CHAPITRE VINGT-NEUVIÈME.




Commencements du pélagianisme. — Pélage et Célestins. — Concile de Carthage en 412. — Le Traité des mérites et de la rémission des péchés, et la Lettre sur le Baptême des enfants.

Augustin a attaché son nom à la défense de la vérité dans ce qu’elle offre de plus important et de plus haut. Nous l’avons vu aux prises avec le manichéisme : il s’agissait de la nature de Dieu et de la création du monde ; il s’agissait de cette grande question de l’origine du mal qui a tant tourmenté la pauvre tête humaine. Puis il s’est armé contre le donatisme, qu’il a terrassé après tant de laborieuses luttes. Le donatisme était une question africaine, une question purement locale, mais il se liait aux principes les plus fondamentaux de la foi chrétienne : l’unité, l’universalité. Le donatisme supprimait d’un côté là tradition catholique et les antiques promesses faites à toutes les nations ; de l’autre, il supprimait la miséricorde envers les faibles, la fraternelle compassion pour les fautes, et introduisait dans l’Évangile toute la dureté du génie africain. On peut dire qu’Augustin fut un vivant, miracle de bonté ; Africain lui-même, il sauva l’Église de son pays de ses propres violences. Pour que nulle erreur capitale ne demeure sans garder l’empreinte de ses coups, l’évêque d’Hippone, avant de quitter ce monde, frappera l’arianisme qui niait la divinité de Jésus-Christ ; mais dès ce moment Augustin va tourner ses forces contre une doctrine dont le triomphe eût été l’anéantissement de la religion chrétienne. Nous voulons parler du pélagianisme ; Augustin le combattra pendant vingt ans, il en triomphera, et son dernier effort sur la terre sera un dernier coup porté contre les pélagiens.

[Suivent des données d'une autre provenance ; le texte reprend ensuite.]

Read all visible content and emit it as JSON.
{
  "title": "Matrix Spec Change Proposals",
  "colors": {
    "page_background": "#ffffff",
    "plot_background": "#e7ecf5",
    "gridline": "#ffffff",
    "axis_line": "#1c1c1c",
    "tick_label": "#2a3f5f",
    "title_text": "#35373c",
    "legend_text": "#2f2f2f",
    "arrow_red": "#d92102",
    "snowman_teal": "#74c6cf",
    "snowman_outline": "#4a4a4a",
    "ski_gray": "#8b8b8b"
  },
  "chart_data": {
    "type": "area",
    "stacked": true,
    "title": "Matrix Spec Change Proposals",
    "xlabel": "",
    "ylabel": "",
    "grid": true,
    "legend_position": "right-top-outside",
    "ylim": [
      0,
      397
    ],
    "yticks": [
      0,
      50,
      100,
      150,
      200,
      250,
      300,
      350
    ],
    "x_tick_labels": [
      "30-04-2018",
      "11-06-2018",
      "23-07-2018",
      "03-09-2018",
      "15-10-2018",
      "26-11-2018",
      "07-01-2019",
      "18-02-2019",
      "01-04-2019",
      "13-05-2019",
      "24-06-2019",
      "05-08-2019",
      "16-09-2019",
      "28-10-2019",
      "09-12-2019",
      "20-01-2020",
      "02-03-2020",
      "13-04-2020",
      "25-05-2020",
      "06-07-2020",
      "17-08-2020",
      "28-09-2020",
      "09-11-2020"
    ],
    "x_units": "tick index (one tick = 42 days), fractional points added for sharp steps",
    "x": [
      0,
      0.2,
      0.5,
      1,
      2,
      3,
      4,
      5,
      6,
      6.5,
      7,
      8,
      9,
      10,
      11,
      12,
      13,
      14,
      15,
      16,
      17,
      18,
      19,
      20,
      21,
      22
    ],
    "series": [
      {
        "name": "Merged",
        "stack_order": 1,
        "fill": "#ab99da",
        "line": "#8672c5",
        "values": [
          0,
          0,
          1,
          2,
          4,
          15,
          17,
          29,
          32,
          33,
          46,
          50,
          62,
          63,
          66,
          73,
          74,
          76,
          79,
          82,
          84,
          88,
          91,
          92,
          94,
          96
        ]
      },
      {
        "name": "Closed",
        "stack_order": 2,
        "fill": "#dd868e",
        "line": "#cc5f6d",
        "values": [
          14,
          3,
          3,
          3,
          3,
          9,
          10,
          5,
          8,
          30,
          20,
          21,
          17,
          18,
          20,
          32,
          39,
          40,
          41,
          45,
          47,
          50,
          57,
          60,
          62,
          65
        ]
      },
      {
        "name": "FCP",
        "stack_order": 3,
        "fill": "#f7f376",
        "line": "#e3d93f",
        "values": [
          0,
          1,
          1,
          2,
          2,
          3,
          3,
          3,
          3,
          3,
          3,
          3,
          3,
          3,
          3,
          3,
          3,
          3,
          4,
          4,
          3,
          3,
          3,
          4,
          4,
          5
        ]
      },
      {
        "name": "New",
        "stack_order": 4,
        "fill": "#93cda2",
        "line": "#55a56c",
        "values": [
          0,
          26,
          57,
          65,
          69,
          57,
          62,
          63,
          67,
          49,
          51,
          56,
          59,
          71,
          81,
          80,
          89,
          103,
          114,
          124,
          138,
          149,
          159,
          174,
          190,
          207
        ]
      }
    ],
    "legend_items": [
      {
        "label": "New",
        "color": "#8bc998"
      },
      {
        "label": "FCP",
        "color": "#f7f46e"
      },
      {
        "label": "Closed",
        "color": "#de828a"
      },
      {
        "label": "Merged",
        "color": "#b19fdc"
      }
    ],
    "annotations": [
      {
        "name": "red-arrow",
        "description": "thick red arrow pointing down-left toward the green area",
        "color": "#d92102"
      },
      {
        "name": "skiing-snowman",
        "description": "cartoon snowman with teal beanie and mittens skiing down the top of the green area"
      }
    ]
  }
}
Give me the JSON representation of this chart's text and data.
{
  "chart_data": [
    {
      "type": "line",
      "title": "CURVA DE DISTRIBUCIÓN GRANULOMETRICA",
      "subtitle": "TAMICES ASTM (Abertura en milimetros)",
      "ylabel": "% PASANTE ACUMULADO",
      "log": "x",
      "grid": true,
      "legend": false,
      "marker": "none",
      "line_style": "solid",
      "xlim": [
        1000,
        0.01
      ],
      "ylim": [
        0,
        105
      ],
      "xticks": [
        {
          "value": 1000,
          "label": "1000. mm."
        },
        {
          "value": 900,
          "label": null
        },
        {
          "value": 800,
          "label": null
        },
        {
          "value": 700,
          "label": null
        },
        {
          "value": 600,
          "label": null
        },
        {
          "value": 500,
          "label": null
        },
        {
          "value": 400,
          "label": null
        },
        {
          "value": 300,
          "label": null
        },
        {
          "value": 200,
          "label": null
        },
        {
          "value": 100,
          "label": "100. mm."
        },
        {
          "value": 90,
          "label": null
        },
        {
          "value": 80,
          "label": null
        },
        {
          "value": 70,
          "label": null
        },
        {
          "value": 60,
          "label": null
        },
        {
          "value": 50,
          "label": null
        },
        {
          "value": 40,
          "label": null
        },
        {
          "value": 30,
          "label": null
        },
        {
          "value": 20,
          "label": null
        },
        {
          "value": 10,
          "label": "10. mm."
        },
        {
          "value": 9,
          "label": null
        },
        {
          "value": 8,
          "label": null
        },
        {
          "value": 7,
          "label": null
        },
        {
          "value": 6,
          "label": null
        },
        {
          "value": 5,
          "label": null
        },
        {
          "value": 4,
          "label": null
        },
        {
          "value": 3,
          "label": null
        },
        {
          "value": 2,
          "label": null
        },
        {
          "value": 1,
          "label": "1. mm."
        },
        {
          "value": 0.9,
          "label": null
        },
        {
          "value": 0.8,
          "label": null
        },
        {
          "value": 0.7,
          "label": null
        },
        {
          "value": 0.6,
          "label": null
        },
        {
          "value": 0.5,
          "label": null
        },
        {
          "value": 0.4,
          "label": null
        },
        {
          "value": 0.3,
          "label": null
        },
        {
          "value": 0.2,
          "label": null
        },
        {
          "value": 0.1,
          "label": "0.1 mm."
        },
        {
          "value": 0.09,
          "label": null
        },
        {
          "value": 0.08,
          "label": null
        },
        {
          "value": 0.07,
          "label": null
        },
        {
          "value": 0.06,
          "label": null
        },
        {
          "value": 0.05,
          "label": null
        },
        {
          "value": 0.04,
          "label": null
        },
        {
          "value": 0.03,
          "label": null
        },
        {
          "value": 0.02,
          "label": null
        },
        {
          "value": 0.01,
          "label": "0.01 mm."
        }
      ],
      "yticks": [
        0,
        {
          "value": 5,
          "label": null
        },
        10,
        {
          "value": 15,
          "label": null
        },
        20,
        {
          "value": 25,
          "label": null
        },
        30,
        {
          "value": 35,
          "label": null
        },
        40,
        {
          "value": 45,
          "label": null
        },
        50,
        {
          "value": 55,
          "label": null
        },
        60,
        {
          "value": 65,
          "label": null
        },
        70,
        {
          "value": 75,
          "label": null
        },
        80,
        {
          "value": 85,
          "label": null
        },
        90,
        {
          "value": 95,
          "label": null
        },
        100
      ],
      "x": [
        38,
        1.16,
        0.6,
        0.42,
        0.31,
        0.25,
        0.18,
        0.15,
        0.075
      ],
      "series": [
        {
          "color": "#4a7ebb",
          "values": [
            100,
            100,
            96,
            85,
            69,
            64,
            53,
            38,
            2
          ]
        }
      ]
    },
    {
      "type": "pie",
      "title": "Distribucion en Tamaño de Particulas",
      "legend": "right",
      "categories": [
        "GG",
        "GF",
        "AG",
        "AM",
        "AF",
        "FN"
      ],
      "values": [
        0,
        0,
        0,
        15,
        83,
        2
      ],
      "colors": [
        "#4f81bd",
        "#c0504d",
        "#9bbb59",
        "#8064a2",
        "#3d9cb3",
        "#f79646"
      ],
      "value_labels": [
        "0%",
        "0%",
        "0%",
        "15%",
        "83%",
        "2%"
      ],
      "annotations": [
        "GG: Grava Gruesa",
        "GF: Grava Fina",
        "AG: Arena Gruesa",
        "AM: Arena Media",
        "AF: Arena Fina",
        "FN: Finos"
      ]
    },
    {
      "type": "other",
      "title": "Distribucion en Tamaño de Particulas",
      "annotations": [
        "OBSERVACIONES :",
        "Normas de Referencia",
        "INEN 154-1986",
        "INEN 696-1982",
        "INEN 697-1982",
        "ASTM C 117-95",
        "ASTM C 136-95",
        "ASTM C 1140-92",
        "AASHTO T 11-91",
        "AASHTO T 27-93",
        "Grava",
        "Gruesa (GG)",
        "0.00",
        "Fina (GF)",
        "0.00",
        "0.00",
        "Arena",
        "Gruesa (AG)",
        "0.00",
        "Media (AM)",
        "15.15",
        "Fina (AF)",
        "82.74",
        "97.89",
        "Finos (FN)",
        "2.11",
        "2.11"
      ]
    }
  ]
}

L’homme éprouve de la joie à se grandir lui-même ; il lui plaît de faire illusion à sa faiblesse par l’énergie de sa volonté. Il nous eu coûte tant de confesser notre infirmité, notre impuissance, la stérilité de la plupart de nos efforts ! Les jours de l’homme (il est triste de le dire) sont comme de perpétuelles funérailles de nobles désirs et de beaux élans. « Le corps rabat la sublimité de nos pensées, dit Bossuet[1], et nous attache à la terre, nous qui ne devrions respirer que le ciel. » La philosophie du Portique ou le stoïcisme fut une magnifique flatterie adressée à l’orgueil humain ; Zénon, dont la gloire est d’avoir établi vigoureusement la loi du devoir, exagéra nos forces en enseignant à l’homme qu’il pouvait se suffire à lui-même. Il fut un prodige d’audace, et c’est par là qu’il a régné. Zénon se rendit agréable aux hommes en leur donnant des préceptes supérieurs à leur nature ; et comme son but était de les pousser à la vertu, il eut pour complice quelque chose qu’on pourrait appeler le beau côté de l’orgueil. — Un de ses disciples[2] lui disait dans un hymne en son honneur, après sa mort : « De ta mâle raison, de ton génie audacieux naît une doctrine, mère de l’intrépide liberté. » Cette intrépide liberté était une sorte de toute-puissance pour triompher des épreuves de la vie et accomplir le bien. La vertu austère et superbe, puisée aux sources du Portique, devint, aux mauvais jours de Rome, un asile contre les oppresseurs. Le Manuel d’Épictète et le traité des Devoirs de Cicéron furent écrits pour l’honneur du stoïcisme.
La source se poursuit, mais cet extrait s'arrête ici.